CLLGMar 4, 2024

Breaking the Language Barrier: Can Direct Inference Outperform Pre-Translation in Multilingual LLM Applications?

arXiv:2403.04792v140 citationsh-index: 46NAACL
Originality Incremental advance
AI Analysis

This addresses the inefficiency and information loss in multilingual AI applications, offering a more effective approach for developers and users.

This study tackled the problem of pre-translation in multilingual LLM applications by evaluating PaLM2 models across 108 languages and 6 benchmarks, finding that direct inference outperforms pre-translation in 94 languages.

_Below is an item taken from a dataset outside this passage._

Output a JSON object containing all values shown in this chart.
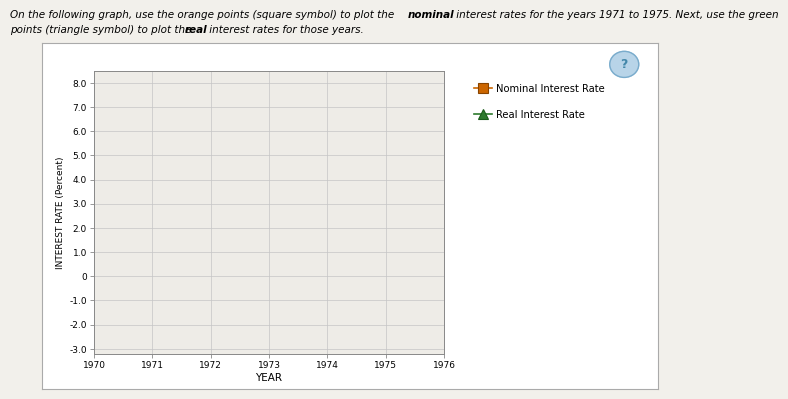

Large language models hold significant promise in multilingual applications. However, inherent biases stemming from predominantly English-centric pre-training have led to the widespread practice of pre-translation, i.e., translating non-English inputs to English before inference, leading to complexity and information loss. This study re-evaluates the need for pre-translation in the context of PaLM2 models (Anil et al., 2023), which have been established as highly performant in multilingual tasks. We offer a comprehensive investigation across 108 languages and 6 diverse benchmarks, including open-end generative tasks, which were excluded from previous similar studies. Our findings challenge the pre-translation paradigm established in prior research, highlighting the advantages of direct inference in PaLM2. Specifically, PaLM2-L consistently outperforms pre-translation in 94 out of 108 languages. These findings pave the way for more efficient and effective multilingual applications, alleviating the limitations associated with pre-translation and unlocking linguistic authenticity.